Is This the Real Life?

Fairy-Tale Files, published once weekly, feature three variations of a fairy tale chosen by one of Fairy Tale Review’s editors, readers, editorial assistants, or contributors.


Blood from a severed head turns to jewels in the Indo-Pakistani fairy tale “Jackal or Tiger?” and bringing these sacrificial jewels to the king saves Ameer Ali from certain execution. The twist is that Ameer Ali is the king’s estranged son, banished in utero years before when the royal couple argues over which creature they hear howling a fearsome howl. The guards called in to adjudicate, valuing their own self-preservation, side with the king. It’s a clear case of alternative facts over objective reality, and the pregnant queen is put on the next palanquin to the forest.


The late 20th century Canadian art collective General Idea highlighted pop culture’s “feedback loop” by occupying the ironies and inanities by which art and life imitate each other. Christian Viveros-Fauné labels these conceptual artists “pioneers of fake news” in his review of their retrospective “Fear Management,” currently showing at Museo Jumex in Mexico City. “Their lesson couldn’t be more timely,” asserts Viveros-Fauné: “if you can picture it, name it, or, better yet, draw it funny on a placard, the act turns even the greatest injustices into a rallying cry.” Assuming, of course, that we can still appreciate satire.


Within our culture’s feedback loop—in this case, a comedy sketch—Maya Rudolph plays a vacuous Melania Trump shilling for her fictional brand of edible diamonds.
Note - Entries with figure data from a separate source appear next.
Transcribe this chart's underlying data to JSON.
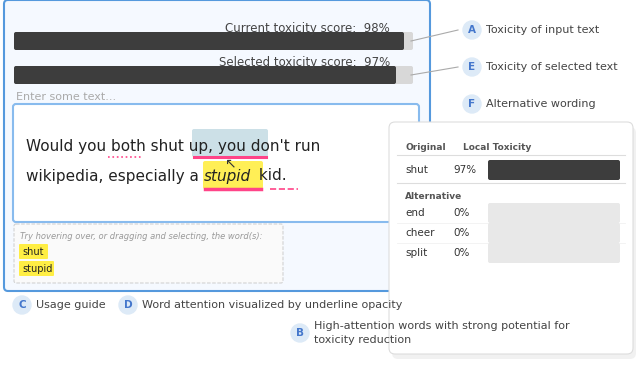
{
  "bg_color": "#ffffff",
  "current_score_label": "Current toxicity score:  98%",
  "selected_score_label": "Selected toxicity score:  97%",
  "enter_text": "Enter some text...",
  "hint_text": "Try hovering over, or dragging and selecting, the word(s):",
  "popup_orig_label": "Original",
  "popup_tox_label": "Local Toxicity",
  "popup_word": "shut",
  "popup_pct": "97%",
  "popup_bar_color": "#3d3d3d",
  "popup_alt_label": "Alternative",
  "popup_alts": [
    {
      "word": "end",
      "pct": "0%"
    },
    {
      "word": "cheer",
      "pct": "0%"
    },
    {
      "word": "split",
      "pct": "0%"
    }
  ],
  "popup_alt_bar_color": "#e8e8e8",
  "label_A": {
    "badge": "A",
    "text": "Toxicity of input text"
  },
  "label_E": {
    "badge": "E",
    "text": "Toxicity of selected text"
  },
  "label_F": {
    "badge": "F",
    "text": "Alternative wording"
  },
  "label_C": {
    "badge": "C",
    "text": "Usage guide"
  },
  "label_D": {
    "badge": "D",
    "text": "Word attention visualized by underline opacity"
  },
  "label_B": {
    "badge": "B",
    "text": "High-attention words with strong potential for\ntoxicity reduction"
  },
  "badge_bg": "#ddeaf7",
  "badge_fg": "#4477cc",
  "main_box_color": "#5599dd",
  "text_box_color": "#88bbee",
  "bar_fill_color": "#3d3d3d",
  "bar_bg_color": "#d8d8d8",
  "shut_hl_color": "#aaccd8",
  "stupid_hl_color": "#ffee44",
  "underline_color": "#ff4488",
  "connector_color": "#aaaaaa"
}
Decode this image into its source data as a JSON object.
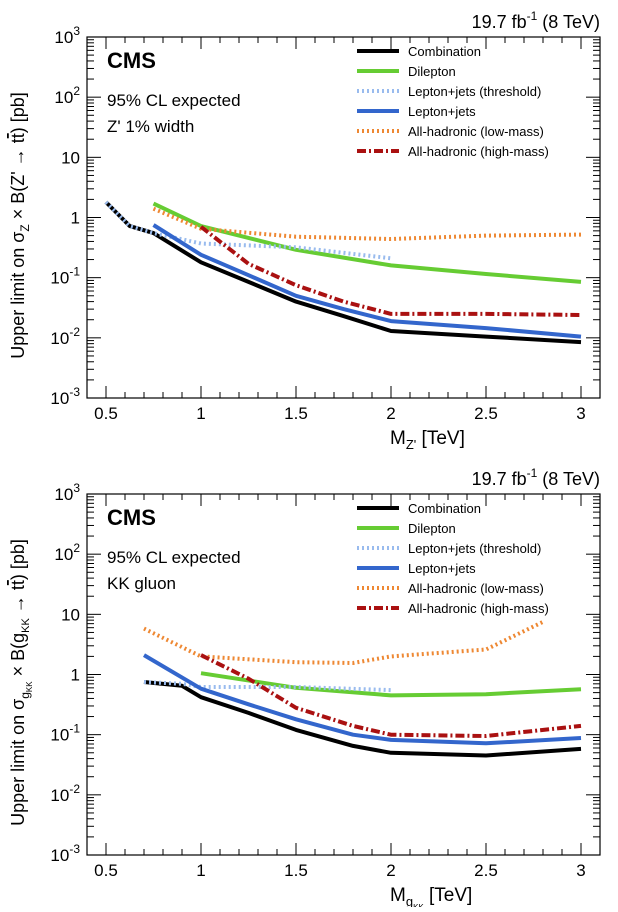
{
  "chart_data": [
    {
      "type": "line",
      "y_scale": "log",
      "xlim": [
        0.4,
        3.1
      ],
      "ylim": [
        0.001,
        1000
      ],
      "xticks": [
        "0.5",
        "1",
        "1.5",
        "2",
        "2.5",
        "3"
      ],
      "yticks": [
        {
          "value": 0.001,
          "base": "10",
          "exp": "-3"
        },
        {
          "value": 0.01,
          "base": "10",
          "exp": "-2"
        },
        {
          "value": 0.1,
          "base": "10",
          "exp": "-1"
        },
        {
          "value": 1,
          "base": "1",
          "exp": ""
        },
        {
          "value": 10,
          "base": "10",
          "exp": ""
        },
        {
          "value": 100,
          "base": "10",
          "exp": "2"
        },
        {
          "value": 1000,
          "base": "10",
          "exp": "3"
        }
      ],
      "lumi": {
        "pre": "19.7 fb",
        "sup": "-1",
        "post": " (8 TeV)"
      },
      "experiment": "CMS",
      "info_lines": [
        "95% CL expected",
        "Z' 1% width"
      ],
      "xlabel": {
        "main": "M",
        "sub": "Z'",
        "unit": " [TeV]"
      },
      "ylabel": {
        "pre": "Upper limit on σ",
        "sub": "Z",
        "mid": " × B(Z' → t",
        "tbar": "t",
        "post": ") [pb]"
      },
      "series": [
        {
          "name": "Combination",
          "color": "#000000",
          "dash": "solid",
          "x": [
            0.5,
            0.625,
            0.75,
            1.0,
            1.25,
            1.5,
            1.75,
            2.0,
            2.5,
            3.0
          ],
          "y": [
            1.8,
            0.72,
            0.55,
            0.18,
            0.085,
            0.04,
            0.023,
            0.013,
            0.0105,
            0.0085
          ]
        },
        {
          "name": "Dilepton",
          "color": "#66cc33",
          "dash": "solid",
          "x": [
            0.75,
            1.0,
            1.5,
            2.0,
            2.5,
            3.0
          ],
          "y": [
            1.7,
            0.72,
            0.29,
            0.16,
            0.115,
            0.085
          ]
        },
        {
          "name": "Lepton+jets (threshold)",
          "color": "#99bbee",
          "dash": "dot",
          "x": [
            0.5,
            0.625,
            0.75,
            1.0,
            1.5,
            2.0
          ],
          "y": [
            1.8,
            0.72,
            0.55,
            0.37,
            0.32,
            0.21
          ]
        },
        {
          "name": "Lepton+jets",
          "color": "#3366cc",
          "dash": "solid",
          "x": [
            0.75,
            1.0,
            1.25,
            1.5,
            1.75,
            2.0,
            2.5,
            3.0
          ],
          "y": [
            0.75,
            0.24,
            0.11,
            0.05,
            0.03,
            0.019,
            0.0145,
            0.0105
          ]
        },
        {
          "name": "All-hadronic (low-mass)",
          "color": "#ee8833",
          "dash": "dot",
          "x": [
            0.75,
            1.0,
            1.5,
            2.0,
            2.5,
            3.0
          ],
          "y": [
            1.4,
            0.65,
            0.48,
            0.44,
            0.5,
            0.52
          ]
        },
        {
          "name": "All-hadronic (high-mass)",
          "color": "#aa1111",
          "dash": "dashdot",
          "x": [
            1.0,
            1.25,
            1.5,
            1.75,
            2.0,
            2.5,
            3.0
          ],
          "y": [
            0.7,
            0.17,
            0.075,
            0.04,
            0.025,
            0.025,
            0.024
          ]
        }
      ]
    },
    {
      "type": "line",
      "y_scale": "log",
      "xlim": [
        0.4,
        3.1
      ],
      "ylim": [
        0.001,
        1000
      ],
      "xticks": [
        "0.5",
        "1",
        "1.5",
        "2",
        "2.5",
        "3"
      ],
      "yticks": [
        {
          "value": 0.001,
          "base": "10",
          "exp": "-3"
        },
        {
          "value": 0.01,
          "base": "10",
          "exp": "-2"
        },
        {
          "value": 0.1,
          "base": "10",
          "exp": "-1"
        },
        {
          "value": 1,
          "base": "1",
          "exp": ""
        },
        {
          "value": 10,
          "base": "10",
          "exp": ""
        },
        {
          "value": 100,
          "base": "10",
          "exp": "2"
        },
        {
          "value": 1000,
          "base": "10",
          "exp": "3"
        }
      ],
      "lumi": {
        "pre": "19.7 fb",
        "sup": "-1",
        "post": " (8 TeV)"
      },
      "experiment": "CMS",
      "info_lines": [
        "95% CL expected",
        "KK gluon"
      ],
      "xlabel": {
        "main": "M",
        "sub": "g",
        "subsub": "KK",
        "unit": " [TeV]"
      },
      "ylabel": {
        "pre": "Upper limit on σ",
        "sub": "g",
        "subsub": "KK",
        "mid": " × B(g",
        "sub2": "KK",
        "mid2": " → t",
        "tbar": "t",
        "post": ") [pb]"
      },
      "series": [
        {
          "name": "Combination",
          "color": "#000000",
          "dash": "solid",
          "x": [
            0.7,
            0.9,
            1.0,
            1.25,
            1.5,
            1.8,
            2.0,
            2.5,
            3.0
          ],
          "y": [
            0.75,
            0.65,
            0.42,
            0.23,
            0.12,
            0.065,
            0.05,
            0.045,
            0.058
          ]
        },
        {
          "name": "Dilepton",
          "color": "#66cc33",
          "dash": "solid",
          "x": [
            1.0,
            1.5,
            2.0,
            2.5,
            3.0
          ],
          "y": [
            1.05,
            0.6,
            0.45,
            0.47,
            0.57
          ]
        },
        {
          "name": "Lepton+jets (threshold)",
          "color": "#99bbee",
          "dash": "dot",
          "x": [
            0.7,
            0.9,
            1.0,
            1.5,
            2.0
          ],
          "y": [
            0.75,
            0.7,
            0.62,
            0.62,
            0.55
          ]
        },
        {
          "name": "Lepton+jets",
          "color": "#3366cc",
          "dash": "solid",
          "x": [
            0.7,
            1.0,
            1.25,
            1.5,
            1.8,
            2.0,
            2.5,
            3.0
          ],
          "y": [
            2.1,
            0.58,
            0.32,
            0.18,
            0.1,
            0.082,
            0.072,
            0.088
          ]
        },
        {
          "name": "All-hadronic (low-mass)",
          "color": "#ee8833",
          "dash": "dot",
          "x": [
            0.7,
            1.0,
            1.5,
            1.8,
            2.0,
            2.5,
            2.8
          ],
          "y": [
            5.8,
            2.0,
            1.6,
            1.55,
            2.0,
            2.6,
            7.5
          ]
        },
        {
          "name": "All-hadronic (high-mass)",
          "color": "#aa1111",
          "dash": "dashdot",
          "x": [
            1.0,
            1.25,
            1.5,
            1.8,
            2.0,
            2.5,
            3.0
          ],
          "y": [
            2.1,
            0.85,
            0.28,
            0.14,
            0.1,
            0.095,
            0.14
          ]
        }
      ]
    }
  ]
}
Though a photo of Mrs. Trump herself twirling a forkful of these jewels appeared in GQ shortly before Rudolph’s sketch, it reappeared recently as the much-maligned February 2017 cover of Vanity Fair Mexico. It’s not the first time diamonds have been used to portray socialites, even if Mrs. Trump’s voluntary pose raises questions about the image’s satiric potential. Can a gesture, like the song says, “mean everything and nothing”?